1 - “Did you go to school for Creative Writing?”
2 - “Do you have to have a degree in writing to get published?”
3 - “Have you taken classes in writing?”
4 - “Will you be my mentor?”
First, the short versions.
1 - No. I was a history major.
2 - No. It’s one way to get published, but not the only way. Not even the most common way.
3 - No. Well, not technically. More on that in a bit.
4 - No. But thanks for asking. I barely have enough time to make breakfast in the morning, but maybe this blog will count for something?
Now, the long version. No, I did not get a creative writing degree. I did try, once, to take a creative writing class at my college, but they told me my writing wasn’t promising enough and turned me away. I wasn’t crushed. I was a writer and I was going to learn how to write no matter what.
Yesterday, I was having my blood drawn for a physical, and the lady drawing my blood asked me about how I became a writer (because everyone enjoys a little career chit-chat as their life blood swirls into a collection of tubes). Did I go to school for it? Did I take classes? How did I know about the business? Was it anything like the X-Factor? As I tried to explain my process, she grew more convinced it was a happy accident and I realized that it sounded an awful lot like I just decided to become a writer and then got magically published in a cosmic lottery.

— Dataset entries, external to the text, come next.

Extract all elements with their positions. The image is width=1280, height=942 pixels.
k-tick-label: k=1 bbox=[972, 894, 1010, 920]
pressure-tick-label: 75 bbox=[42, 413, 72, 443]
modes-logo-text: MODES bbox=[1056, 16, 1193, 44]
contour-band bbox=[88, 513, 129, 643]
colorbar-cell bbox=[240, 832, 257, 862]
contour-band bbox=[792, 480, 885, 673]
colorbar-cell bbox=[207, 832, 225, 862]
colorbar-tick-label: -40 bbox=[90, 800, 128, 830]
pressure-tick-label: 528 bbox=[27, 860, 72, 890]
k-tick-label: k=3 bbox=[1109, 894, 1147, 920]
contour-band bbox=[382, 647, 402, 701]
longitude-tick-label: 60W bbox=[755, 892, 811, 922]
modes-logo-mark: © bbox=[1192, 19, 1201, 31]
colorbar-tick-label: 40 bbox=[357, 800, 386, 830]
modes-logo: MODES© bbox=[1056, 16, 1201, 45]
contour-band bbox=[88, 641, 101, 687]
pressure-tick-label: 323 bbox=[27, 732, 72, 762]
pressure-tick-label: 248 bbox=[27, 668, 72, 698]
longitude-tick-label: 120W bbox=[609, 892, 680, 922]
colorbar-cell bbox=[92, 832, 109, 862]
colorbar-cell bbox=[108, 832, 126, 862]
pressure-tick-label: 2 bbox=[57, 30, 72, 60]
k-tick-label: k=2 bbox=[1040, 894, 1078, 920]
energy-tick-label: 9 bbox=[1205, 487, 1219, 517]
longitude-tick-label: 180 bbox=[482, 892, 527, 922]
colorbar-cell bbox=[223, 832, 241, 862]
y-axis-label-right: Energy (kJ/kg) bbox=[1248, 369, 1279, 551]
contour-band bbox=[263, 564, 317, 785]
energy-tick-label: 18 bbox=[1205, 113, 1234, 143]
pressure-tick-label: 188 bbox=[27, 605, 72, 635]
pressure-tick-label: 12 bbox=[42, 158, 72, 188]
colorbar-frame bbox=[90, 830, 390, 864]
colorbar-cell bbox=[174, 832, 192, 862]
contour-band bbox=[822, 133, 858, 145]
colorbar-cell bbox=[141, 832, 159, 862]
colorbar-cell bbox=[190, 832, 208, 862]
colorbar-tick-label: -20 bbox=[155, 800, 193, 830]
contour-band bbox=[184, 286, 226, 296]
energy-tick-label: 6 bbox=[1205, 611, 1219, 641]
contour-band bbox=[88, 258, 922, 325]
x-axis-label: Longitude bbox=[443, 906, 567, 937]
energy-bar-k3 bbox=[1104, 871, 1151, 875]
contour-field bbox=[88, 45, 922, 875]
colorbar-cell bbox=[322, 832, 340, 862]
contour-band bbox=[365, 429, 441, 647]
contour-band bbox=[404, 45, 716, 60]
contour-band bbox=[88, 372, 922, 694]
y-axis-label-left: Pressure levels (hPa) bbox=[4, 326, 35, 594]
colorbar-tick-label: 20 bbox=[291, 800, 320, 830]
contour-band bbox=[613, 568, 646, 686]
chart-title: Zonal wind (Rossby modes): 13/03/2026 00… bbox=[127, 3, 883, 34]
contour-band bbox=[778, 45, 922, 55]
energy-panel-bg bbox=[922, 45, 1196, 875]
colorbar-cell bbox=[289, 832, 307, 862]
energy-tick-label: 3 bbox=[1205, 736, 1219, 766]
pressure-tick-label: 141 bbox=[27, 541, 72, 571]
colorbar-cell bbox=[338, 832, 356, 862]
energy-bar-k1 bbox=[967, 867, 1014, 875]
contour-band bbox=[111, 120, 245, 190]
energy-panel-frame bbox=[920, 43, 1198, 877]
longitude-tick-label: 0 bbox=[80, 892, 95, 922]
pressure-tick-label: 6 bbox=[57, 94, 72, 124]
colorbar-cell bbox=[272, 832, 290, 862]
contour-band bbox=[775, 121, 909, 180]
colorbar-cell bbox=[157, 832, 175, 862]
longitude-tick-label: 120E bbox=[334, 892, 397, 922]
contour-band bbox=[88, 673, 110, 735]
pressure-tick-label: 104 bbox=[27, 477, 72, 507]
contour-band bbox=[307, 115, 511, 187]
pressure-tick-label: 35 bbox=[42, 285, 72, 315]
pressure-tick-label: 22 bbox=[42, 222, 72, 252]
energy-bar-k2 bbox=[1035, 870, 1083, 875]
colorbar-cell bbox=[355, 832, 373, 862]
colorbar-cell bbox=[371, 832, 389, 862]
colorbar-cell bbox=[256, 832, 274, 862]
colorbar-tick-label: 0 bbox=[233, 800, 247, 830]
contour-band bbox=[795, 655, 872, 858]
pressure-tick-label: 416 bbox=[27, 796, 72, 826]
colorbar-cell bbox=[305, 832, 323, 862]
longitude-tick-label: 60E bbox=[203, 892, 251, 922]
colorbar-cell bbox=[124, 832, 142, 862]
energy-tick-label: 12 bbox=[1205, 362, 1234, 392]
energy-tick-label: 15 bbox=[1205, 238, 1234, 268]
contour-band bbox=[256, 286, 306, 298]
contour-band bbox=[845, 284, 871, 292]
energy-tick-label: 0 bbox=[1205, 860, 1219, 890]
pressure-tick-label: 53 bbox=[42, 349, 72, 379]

This, of course, does not happen.
And I think what I should have told her is this: You don’t need a creative writing degree, but you do need a writing education.
These are not necessarily the same thing.
Warning: For a brief moment, I’m going to get on a soap box. I don’t usually do that on the blog, especially when it’s anything that can be construed as even vaguely political. I don’t like pretending I know any better than anyone else how to solve the world’s problems. I’m just a girl who eats cookies for breakfast and thinks a ’73 Camaro is a perfectly reasonable business vehicle. However, when it comes to this topic, I think I’m qualified to talk about it.
The thing modern education has gotten really wrong is this: ignoring the fact that there are 4,000 ways to competency. 100,000 ways to competency. One million ways to competency. One of the dumbest things ever decided was that a piece of paper with a college name on it made one person’s skill set better than someone else’s.
That piece of paper often means something. But the lack of it often doesn’t.
It’s convenient to put your average muggle through four years of college and expect that they’ll come out the other side equally educated in a specific field, ready to join the workforce. But if you take 50 teens who all want to be history majors, for instance, and put them through four years of college, at the end, you will not have fifty equally-educated graduates. Because some of them will be slackers. Some of them will be naturally talented teachers, but terrible at remembering dates. Some of them will excel at research, but only about 14th century Scotland. Some of them will be great public speakers, but terrible writers. Some of them will be have spent their childhood learning everything that college was going to teach them and will emerge no more clever or skilled than they were at the beginning.
And some people will skip college and go on to be more successful than any of those grads.
How? How!? My sister read and chatted with me about OUTLIERS: The Story of Success, by Malcolm Gladwell. In it, he talks about the 10,000 hour rule — he postulates that it takes 10,000 hours of practice to become an expert in any field. I think this is key. You need to learn everything you can about not only writing, but reading, and everything you can find out about the industry and business. I would say that 10,000 hours of writing sounds about right. But I think that there are lots of ways to accomplish those hours. You can self teach. You can apprentice. You can take classes. You can workshop. You can get a writing critique partner. You can steal someone else’s brain. The only thing that is standard-issue about a writing education is that it must happen in order to be successful. If you want a piece of paper saying you did it, that’s your business, but no one else’s.
Here is my education. I found it this week while I was looking for my social security card. It was a folder of some of my writing from before the age of 17: each of those pieces of paper represents a novel I wrote back then. I spent several hours every
evening writing, and when I wasn’t writing, I was reading, and when I wasn’t reading, I was living — riding horses, showing dogs, having a band, making trouble. You have to have something to write about, after all.
I reckon before I post this, I should emphasize that I have nothing against degrees in Creative Writing. If you think you need one to keep you motivated or to structure your education, go for it. But it’s not the way I learn. And I’d wager in some cases it can do more harm to an introverted creative person’s psyche than good. But the most important thing is: they’re pretty much invisible when it comes to getting your book published. Your education, however you manage it, is the process: the book is the result. Agents, editors, readers: they don’t care how you got there, just that you did.